L’expérience montre en effet que la parole de la communauté juridique française est demandée, attendue et, lorsqu’elle s’exprime d’une manière coopérative, considérée. Dans le seul domaine de la coopération des juridictions françaises, ce qui est fait au plan bilatéral et multilatéral (francophone, européen ou mondial) montre l’intérêt de la contribution de celles-ci à l’élaboration d’un droit qui tend à devenir commun et à la résolution des problèmes que rencontrent leurs partenaires. En outre, par ses études et ses colloques, le Conseil d’État, en ce qui le concerne, a toujours associé d’une manière fructueuse la doctrine française et internationale à ses travaux, ce qui leur donne une audience accrue.
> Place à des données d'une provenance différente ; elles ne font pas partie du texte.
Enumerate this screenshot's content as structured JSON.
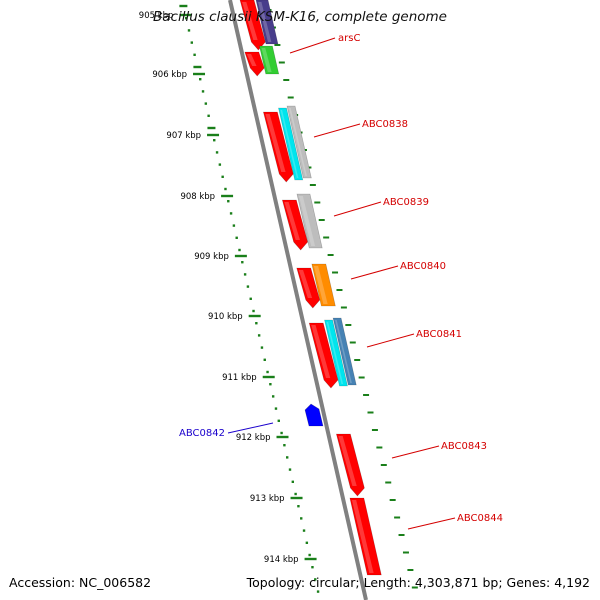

B. Le rayonnement de notre modèle juridique sera d’autant plus large qu’il se diffusera par l’ensemble des canaux professionnels.
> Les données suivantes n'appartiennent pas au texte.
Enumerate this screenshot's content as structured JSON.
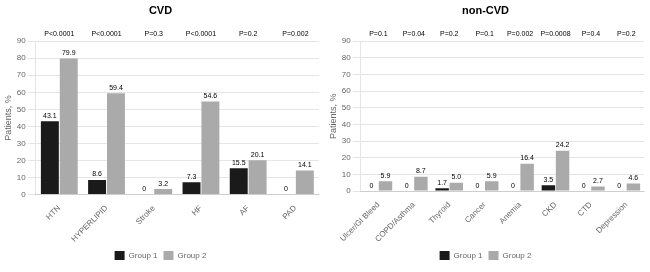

La communauté des juristes ne s’arrête pas en effet aux seuils des tribunaux ou des facultés, elle englobe l’ensemble des professions juridiques (avocats, notaires, experts, …). Là encore, l’Université fait figure de pionnière grâce à l’essor des filières professionnelles. Elle est sans doute la base à privilégier pour opérer un rassemblement et une meilleure coordination entre ces différents acteurs. Il en va de notre capacité à diagnostiquer les imperfections et les lacunes du droit existant, mais aussi de notre capacité à défendre à l’extérieur la spécificité de notre modèle juridique, lorsqu’elle doit l’être. Il faudrait – et c’est là un appel et une attente -, « jouer collectif », en surmontant les clivages qui, parfois, séparent ces acteurs et cibler, chaque fois que c’est utile, des positions communes à défendre, ce qui implique un minimum de concertation ou de mise en cohérence entre nous.
Je ne peux que renouveler ma confiance dans les capacités d’action et d’adaptation de l’Université et l’assurer de l’ouverture et de l’écoute attentive qu’elle trouvera auprès des juridictions administratives : cette Maison en particulier est aussi la vôtre. Le jury de l’agrégation de droit public, au sein duquel siège traditionnellement un membre du Conseil d’État, est un gage de cette complémentarité durable et enrichissante entre nos deux institutions. C’est notre vocation d’être mutuellement à l’écoute les uns des autres. C’est notre responsabilité de nous éclairer respectivement. C’est notre devoir enfin de nous projeter sur l’extérieur et de participer, avec les professions juridiques, à la construction d’un droit global, en étant aussi attentifs à analyser ce que nos partenaires peuvent apporter qu’à promouvoir le meilleur de notre propre expérience et de nos avancées.
[1]Texte écrit en collaboration avec M. Stéphane Eustache, conseiller de tribunal administratif et de cour administrative d’appel, chargé de mission auprès du vice-président du Conseil d’État.
[2]J. Rivero, « Jurisprudence et doctrine dans l’élaboration du droit administratif », EDCE, 1955, p. 29.